Lesedauer: 10 Minuten | Zuletzt aktualisiert: Juli 2026
Hydrocolloid Pflaster gegen Akne 2026: Pimple Patches im Test
Kleine bunte Pflaster auf dem Gesicht sind überall auf Social Media zu sehen. Aber Hydrocolloid-Pflaster sind mehr als nur ein Trend — sie sind klinisch erwiesen effektiv. So funktionieren sie und welche sich lohnen.
Was sind Hydrocolloid-Pflaster?
Hydrocolloid-Pflaster sind kleine Wundauflagen aus einer speziellen Gel-Substanz, die aus Carboxymethylcellulose, Pektin und anderen wasserbindenden Materialien besteht. Diese Substanz ist seit Jahrzehnten in der professionellen Wundversorgung etabliert — sie werden zur Behandlung von chronischen Wunden, Verbrennungen und nach Operationen eingesetzt. In den letzten Jahren wurden sie in kleinerer Form als „Pimple Patches" für die Aknebehandlung adaptiert. Die Pflaster sind so konzipiert, dass sie Flüssigkeit aufsaugen und ein feuchtes Wundmilieu schaffen, das die Heilung beschleunigt und Narbenbildung verhindert. Im Gegensatz zu cremigen Anti-Akne-Produkten enthalten reine Hydrocolloid-Pflaster keine aktiven Wirkstoffe — sie wirken rein physikalisch.
Wie Hydrocolloid-Pflaster funktionieren
Der Wirkungsmechanismus beruht auf dem sogenannten osmotischen Druck. Wenn das Pflaster auf einen Pickel (insbesondere mit Eiterkopf) aufgebracht wird, zieht das Hydrocolloid die Flüssigkeit und den Eiter aus der Pore heraus. Das Pflaster verändert dabei seine Farbe von transparent zu weiß — ein sichtbares Zeichen dafür, dass es Flüssigkeit aufgenommen hat. Eine im Journal of Cosmetic Dermatology (2022) veröffentlichte Studie zeigte, dass Hydrocolloid-Pflaster die Pickelgröße nach 6 Stunden um 43% und nach 8 Stunden um 53% reduzieren konnten. Zusätzlich zur Absorption bieten die Pflaster drei weitere wichtige Funktionen:
- Schutzbarriere: Das Pflaster verhindert, dass Bakterien in die Wunde gelangen.

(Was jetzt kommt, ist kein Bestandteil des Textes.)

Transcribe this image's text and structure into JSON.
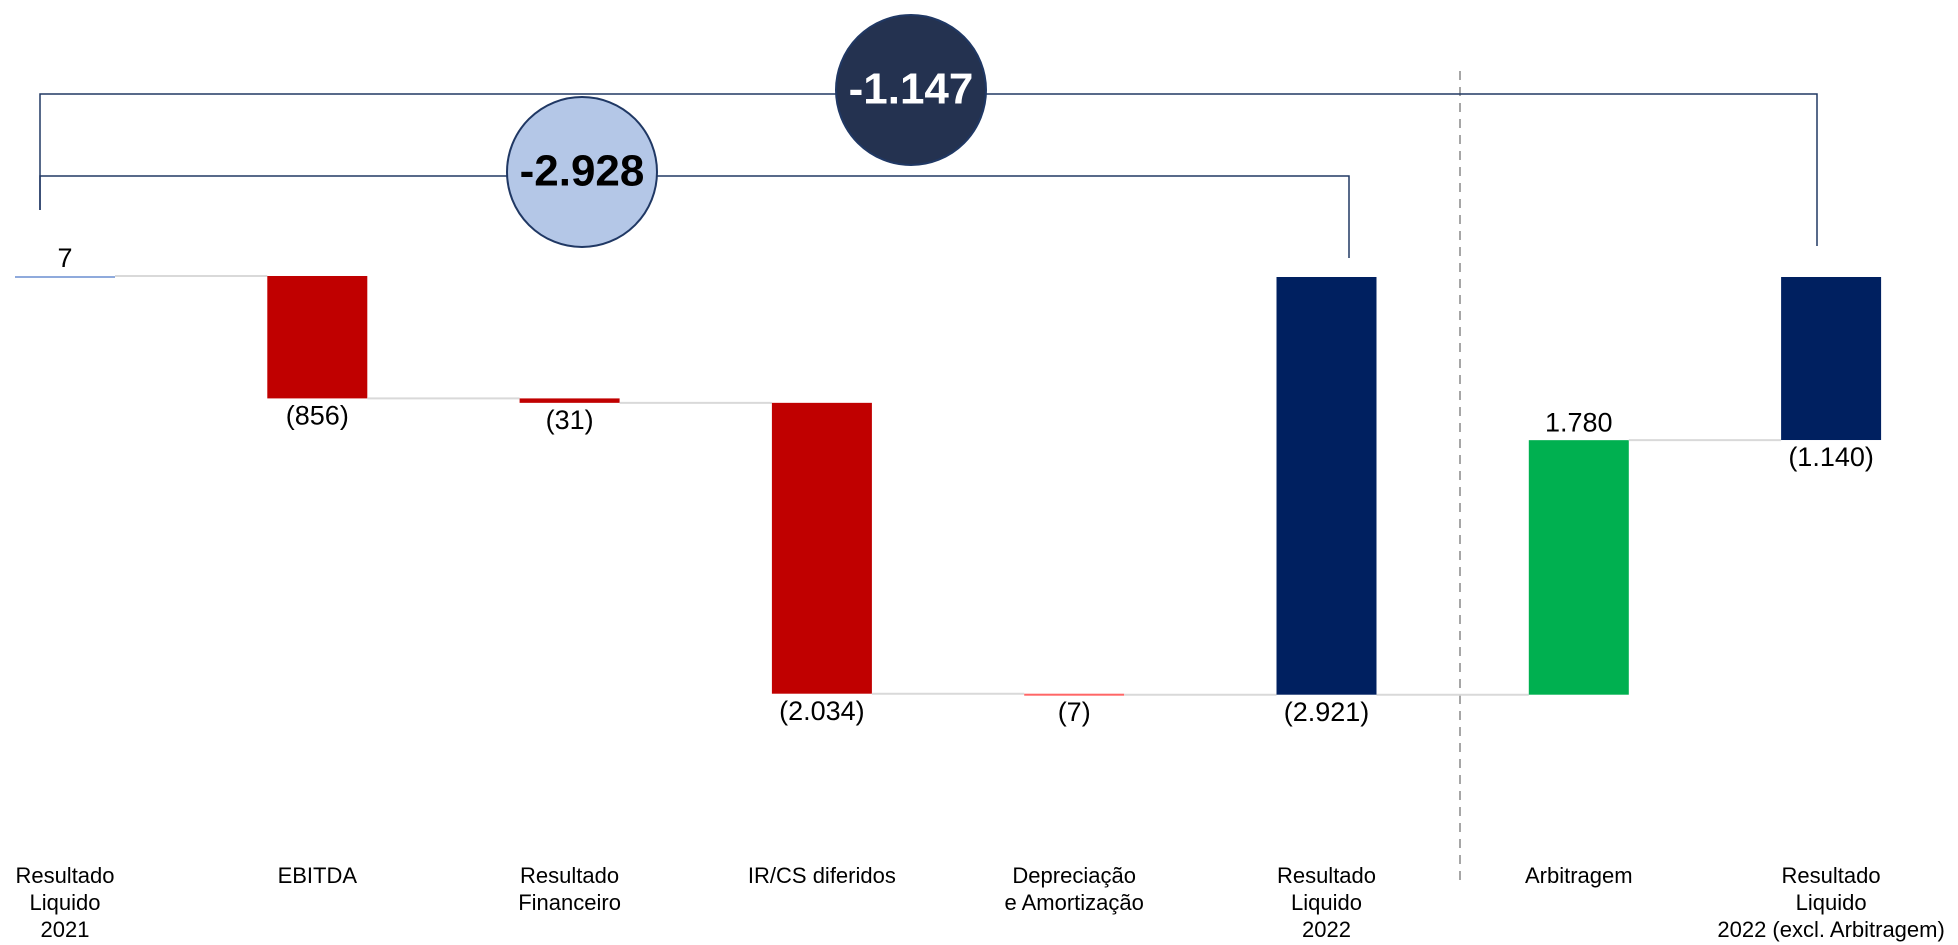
{
  "chart_data": {
    "type": "waterfall",
    "categories": [
      "Resultado\nLiquido\n2021",
      "EBITDA",
      "Resultado\nFinanceiro",
      "IR/CS diferidos",
      "Depreciação\ne Amortização",
      "Resultado\nLiquido\n2022",
      "Arbitragem",
      "Resultado\nLiquido\n2022 (excl. Arbitragem)"
    ],
    "values": [
      7,
      -856,
      -31,
      -2034,
      -7,
      -2921,
      1780,
      -1140
    ],
    "value_labels": [
      "7",
      "(856)",
      "(31)",
      "(2.034)",
      "(7)",
      "(2.921)",
      "1.780",
      "(1.140)"
    ],
    "measure": [
      "absolute",
      "relative",
      "relative",
      "relative",
      "relative",
      "total",
      "relative",
      "total"
    ],
    "colors": [
      "#8faadc",
      "#c00000",
      "#c00000",
      "#c00000",
      "#ff6666",
      "#002060",
      "#00b050",
      "#002060"
    ],
    "annotations": [
      {
        "text": "-2.928",
        "color": "#b4c7e7"
      },
      {
        "text": "-1.147",
        "color": "#243250"
      }
    ]
  }
}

- Anti-Picking: Man kann den Pickel nicht unbewusst berühren oder ausdrucken.
- Feuchtes Milieu: Beschleunigt die Hautheilung und verhindert Narbenbildung.
Wann Hydrocolloid-Pflaster NICHT geeignet sind
Hydrocolloid-Pflaster sind nicht für jeden Pickel geeignet. Bei geschlossenen Komedonen (Mitessern unter der Haut) und tiefen zystischen Aknepickeln haben sie keine Wirkung, da keine Flüssigkeit nach außen dringt. Hier sind Salicylsäure, Benzoylperoxid oder verschreibungspflichtige Medikamente effektiver. Auch bei schwerer Akne sollten Pflaster nicht als alleinige Behandlung verwendet werden — sie sind ideal für gelegentliche Pickel und als Ergänzung zu einer umfassenden Skincare-Routine.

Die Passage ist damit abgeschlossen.